Parents

Five-year-old kid: What's that?
Mom: That's baseball. Like on a Wii but in real life.

–Central Park & E 96th St

Five-year-old girl: Mommy, come on. This is not your time.
Mommy: When is my time?
Five-year-old girl: Never!

–Barnes & Noble, Chelsea

Overheard by: ruby

Four-year-old boy: I'm sexy.
Mother: No, you're handsome.
Four-year-old boy: I'm sexy!
Mother: No! You're handsome!

–D Train

Six-year-old blonde girl with a Hanna Montana purse: Daddy, it’s so dark, isn’t this romantic?
Dad, nervously looking around: No, this is the farthest thing from romantic.

–7 Train

Five-year-old child: Is this our stop, mommy?
Mother: No sweetie, this is the ghetto. Never get off here.
(two people sitting across give them dirty looks as they leave the train)

–Metro-North, Harlem

Overheard by: getting off at the 125th street stop

Little girl: Mom, can I have some water?
Mom: Girl, don’t make me open my purse, you don’t know what’ll come out.

–Central Park

Overheard by: Michael

Dad: My Bloody Valentine in 3-d…violence and naked women.
Nine-year-old son: Yeah, that's the only reason you want to see that movie.
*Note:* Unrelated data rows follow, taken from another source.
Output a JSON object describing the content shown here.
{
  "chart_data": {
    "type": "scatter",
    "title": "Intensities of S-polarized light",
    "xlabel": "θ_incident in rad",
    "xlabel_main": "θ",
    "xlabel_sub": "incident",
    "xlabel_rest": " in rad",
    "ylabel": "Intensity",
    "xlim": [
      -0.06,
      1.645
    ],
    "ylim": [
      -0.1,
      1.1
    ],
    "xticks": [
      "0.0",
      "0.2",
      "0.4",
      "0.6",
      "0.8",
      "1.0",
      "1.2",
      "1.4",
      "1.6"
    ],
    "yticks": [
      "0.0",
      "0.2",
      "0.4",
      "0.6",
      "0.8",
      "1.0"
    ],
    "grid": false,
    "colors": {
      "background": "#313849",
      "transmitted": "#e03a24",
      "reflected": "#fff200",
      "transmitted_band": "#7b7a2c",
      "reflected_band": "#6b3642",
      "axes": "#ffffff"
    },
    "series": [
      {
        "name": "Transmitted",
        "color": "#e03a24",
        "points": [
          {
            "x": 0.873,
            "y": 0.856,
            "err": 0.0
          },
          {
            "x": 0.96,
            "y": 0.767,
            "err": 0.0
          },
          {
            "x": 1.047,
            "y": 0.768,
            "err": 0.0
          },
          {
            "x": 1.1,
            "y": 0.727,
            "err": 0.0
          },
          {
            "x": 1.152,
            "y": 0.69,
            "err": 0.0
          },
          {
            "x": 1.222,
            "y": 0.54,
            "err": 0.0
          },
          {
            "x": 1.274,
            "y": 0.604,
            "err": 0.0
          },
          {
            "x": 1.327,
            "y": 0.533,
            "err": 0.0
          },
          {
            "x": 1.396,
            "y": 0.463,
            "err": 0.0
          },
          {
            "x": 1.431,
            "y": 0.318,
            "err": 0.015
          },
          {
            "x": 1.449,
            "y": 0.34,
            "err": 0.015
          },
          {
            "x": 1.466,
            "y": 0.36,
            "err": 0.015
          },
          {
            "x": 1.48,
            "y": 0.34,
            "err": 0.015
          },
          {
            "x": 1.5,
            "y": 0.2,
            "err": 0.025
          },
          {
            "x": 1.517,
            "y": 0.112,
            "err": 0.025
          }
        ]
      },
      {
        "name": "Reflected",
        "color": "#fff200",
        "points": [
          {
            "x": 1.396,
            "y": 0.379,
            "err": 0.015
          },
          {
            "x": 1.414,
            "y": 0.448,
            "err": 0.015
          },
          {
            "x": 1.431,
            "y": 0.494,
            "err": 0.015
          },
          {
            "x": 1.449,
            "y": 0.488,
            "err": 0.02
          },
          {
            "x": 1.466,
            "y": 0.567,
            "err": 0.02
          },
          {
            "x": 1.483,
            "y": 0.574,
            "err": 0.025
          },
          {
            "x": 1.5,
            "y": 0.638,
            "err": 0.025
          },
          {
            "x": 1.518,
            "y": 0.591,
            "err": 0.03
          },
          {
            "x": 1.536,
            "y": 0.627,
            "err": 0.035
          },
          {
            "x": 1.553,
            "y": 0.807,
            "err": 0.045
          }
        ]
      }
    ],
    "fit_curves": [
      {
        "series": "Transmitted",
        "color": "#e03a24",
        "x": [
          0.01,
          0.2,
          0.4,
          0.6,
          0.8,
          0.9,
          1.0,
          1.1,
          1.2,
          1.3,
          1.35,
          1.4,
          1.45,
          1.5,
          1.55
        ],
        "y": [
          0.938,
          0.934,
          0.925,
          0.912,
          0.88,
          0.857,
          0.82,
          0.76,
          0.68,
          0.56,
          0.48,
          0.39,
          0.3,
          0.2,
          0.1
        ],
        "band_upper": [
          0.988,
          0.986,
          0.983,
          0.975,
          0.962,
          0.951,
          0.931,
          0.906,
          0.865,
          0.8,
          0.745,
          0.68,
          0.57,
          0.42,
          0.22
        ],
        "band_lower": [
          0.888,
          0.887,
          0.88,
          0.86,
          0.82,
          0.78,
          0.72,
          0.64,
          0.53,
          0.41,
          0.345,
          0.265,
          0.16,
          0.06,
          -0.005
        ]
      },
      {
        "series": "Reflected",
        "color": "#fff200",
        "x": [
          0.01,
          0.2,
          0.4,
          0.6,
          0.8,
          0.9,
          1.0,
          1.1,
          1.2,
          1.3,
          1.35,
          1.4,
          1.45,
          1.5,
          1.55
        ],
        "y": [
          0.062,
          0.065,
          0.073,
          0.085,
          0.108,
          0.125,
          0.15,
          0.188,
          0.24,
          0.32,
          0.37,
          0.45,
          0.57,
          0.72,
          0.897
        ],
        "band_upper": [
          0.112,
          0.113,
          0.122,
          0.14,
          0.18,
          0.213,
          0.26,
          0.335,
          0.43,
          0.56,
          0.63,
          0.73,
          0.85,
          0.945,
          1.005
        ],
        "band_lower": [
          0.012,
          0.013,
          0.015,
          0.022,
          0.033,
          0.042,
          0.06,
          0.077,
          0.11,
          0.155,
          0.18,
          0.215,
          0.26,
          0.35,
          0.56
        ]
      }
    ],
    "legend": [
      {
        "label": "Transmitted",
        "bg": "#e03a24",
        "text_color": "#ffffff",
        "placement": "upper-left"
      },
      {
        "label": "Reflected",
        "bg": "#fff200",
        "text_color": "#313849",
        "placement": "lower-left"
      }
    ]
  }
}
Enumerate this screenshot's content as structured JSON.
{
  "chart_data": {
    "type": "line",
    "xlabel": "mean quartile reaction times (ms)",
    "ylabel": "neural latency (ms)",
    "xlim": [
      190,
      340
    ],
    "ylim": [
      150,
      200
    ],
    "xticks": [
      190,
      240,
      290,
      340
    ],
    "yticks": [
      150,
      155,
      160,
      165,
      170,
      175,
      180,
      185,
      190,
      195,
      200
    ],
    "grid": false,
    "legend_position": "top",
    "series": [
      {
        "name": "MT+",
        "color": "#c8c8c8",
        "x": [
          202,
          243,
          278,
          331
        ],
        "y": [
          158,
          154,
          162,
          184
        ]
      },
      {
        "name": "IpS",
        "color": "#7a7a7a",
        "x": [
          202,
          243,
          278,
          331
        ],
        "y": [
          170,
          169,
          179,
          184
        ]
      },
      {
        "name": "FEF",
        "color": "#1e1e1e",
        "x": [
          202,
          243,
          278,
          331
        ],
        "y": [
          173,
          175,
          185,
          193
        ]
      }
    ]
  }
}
–Kafuman Studio Movie Theater, Astoria

Little tourist boy: Mommy! Look, that lady is a Nazi!
Frazzled tourist mom: What? Oh… Honey, that nice lady is hailing a cab, not Hitler.

–Bowery

Woman to ten-year-old daughter: And then we'll go to the cemetery to visit nana.
Four-year-old son: Can I come to the cemetery, too?!
Woman: No.
Four-year-old son, defiantly: Well, you're not going to see nana anyway. You're just going to see her grave!

–59th St & Lexington

Overheard by: Rachel C.

Girl #1: He, he, he, just brrroke uuup with meee!
Girl #2: How, isn't he in Alaska?
Girl #1: No! Well, what do you mean? I was talking to my dad, the phone just broke up. I wasn't talking about him, I was talking about my dad!